A mistura em ‘Break’ é especial: acres de espaço entre aquele chug de guitarra e o laço trigémeo, com um movimento ao estilo de Lee Perry de encravar toda a mistura instrumental para baixo e para a direita quando as vozes se encaixam, o suave fuzz e shakers quando a banda salta de volta, a rápida inalação/exhales mesmo antes do fim…

Fugazi
‘I’m So Tired’ from Instrument
(Dischord, 1999)

Ouvir / Comprar

Ver Instrument, o documentário sobre Fugazi de Jem Cohen, do qual este é o álbum da banda sonora. Veja como as pessoas na platéia se parecem com você: diversas, incrivelmente belas simplesmente por serem. Como as salas se parecem com lugares reais em que você se encontra. Como não há teatro de rock-and-roll – apenas pessoas fazendo arte e cultura com, e para, uns com os outros, como em um filme de Jacques Rivette.

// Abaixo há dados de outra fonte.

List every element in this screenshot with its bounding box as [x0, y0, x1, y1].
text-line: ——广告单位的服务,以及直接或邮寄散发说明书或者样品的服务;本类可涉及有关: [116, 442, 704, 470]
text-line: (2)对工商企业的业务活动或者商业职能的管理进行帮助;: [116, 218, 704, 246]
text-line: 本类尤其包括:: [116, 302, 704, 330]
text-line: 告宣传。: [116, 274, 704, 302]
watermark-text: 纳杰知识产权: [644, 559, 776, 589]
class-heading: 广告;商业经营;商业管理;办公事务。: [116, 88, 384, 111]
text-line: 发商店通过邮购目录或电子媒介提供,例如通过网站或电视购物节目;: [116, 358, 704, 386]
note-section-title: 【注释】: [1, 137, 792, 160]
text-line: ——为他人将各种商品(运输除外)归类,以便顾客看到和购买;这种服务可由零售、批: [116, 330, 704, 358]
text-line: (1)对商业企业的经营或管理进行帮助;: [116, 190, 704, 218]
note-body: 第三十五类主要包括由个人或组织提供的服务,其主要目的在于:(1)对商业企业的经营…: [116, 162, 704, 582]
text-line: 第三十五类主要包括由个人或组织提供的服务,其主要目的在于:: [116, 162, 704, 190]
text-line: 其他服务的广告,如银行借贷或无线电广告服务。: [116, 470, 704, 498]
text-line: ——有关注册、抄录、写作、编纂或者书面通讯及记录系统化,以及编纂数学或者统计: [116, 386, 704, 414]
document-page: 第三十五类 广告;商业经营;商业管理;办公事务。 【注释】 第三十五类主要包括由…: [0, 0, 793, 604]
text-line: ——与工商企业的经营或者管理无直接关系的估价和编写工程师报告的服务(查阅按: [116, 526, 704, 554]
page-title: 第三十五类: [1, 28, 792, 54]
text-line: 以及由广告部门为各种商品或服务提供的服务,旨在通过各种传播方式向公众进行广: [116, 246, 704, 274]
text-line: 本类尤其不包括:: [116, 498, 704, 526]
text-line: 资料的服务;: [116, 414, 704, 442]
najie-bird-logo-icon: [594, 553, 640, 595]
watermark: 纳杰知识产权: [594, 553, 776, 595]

Instrumento é como uma versão lo-fi, cassete de 4 faixas da banda – uma que é bem única e não encontrou expressão em outra parte de sua discografia (ou em seus shows ao vivo). Há instrumentais exagerados, estranhamente misturados, como um contrabando perdido do Velvet Underground (‘H.B.’), peças delicadas como o Esquivel exotica (‘Trio’s’) dos últimos dias, várias demos rudes que mal se encaixam. E uma linda balada de piano (‘I’m So Tired’) que é como nada mais que Fugazi gravou, mas que se sente perfeitamente no lugar.

Fugazi
‘Full Disclosure’ do The Argument
(Dischord, 2001)

Ouvir / Comprar

2001’s The Argument é a última peça da discografia e poderia ser o melhor álbum que eles fizeram (dependendo do dia e da companhia que você guarda).

No público de Derry, Irlanda, apenas uma semana antes do show final, Ian vê um cara chutar na cara de outro cara e quebrar o nariz. Ele luta no palco, ajoelha-se no peito, e faz com que ele peça desculpas no microfone para a pessoa que atacou. Suave é algo que Fugazi não conseguiu.

As músicas do The Argument são mais delicadas, dispostas a levar o seu tempo. Não tanto pulando da pele, mas mais para baixo – Joe e Brendan têm um balanço que não estaria fora do lugar com Sly Stone. As letras decodificam a gentrificação deslocando populações, militarismo e globalização brutal – e são tão relevantes agora como sempre.

Travis Just é membro da Object Collection, o New York Ensemble por trás de óperas de vanguarda It’s All True e Prisons For Profit, baseado no arquivo de gravações ao vivo de Fugazi. Siga os links para mais informações.

Deixe uma resposta

O seu endereço de email não será publicado.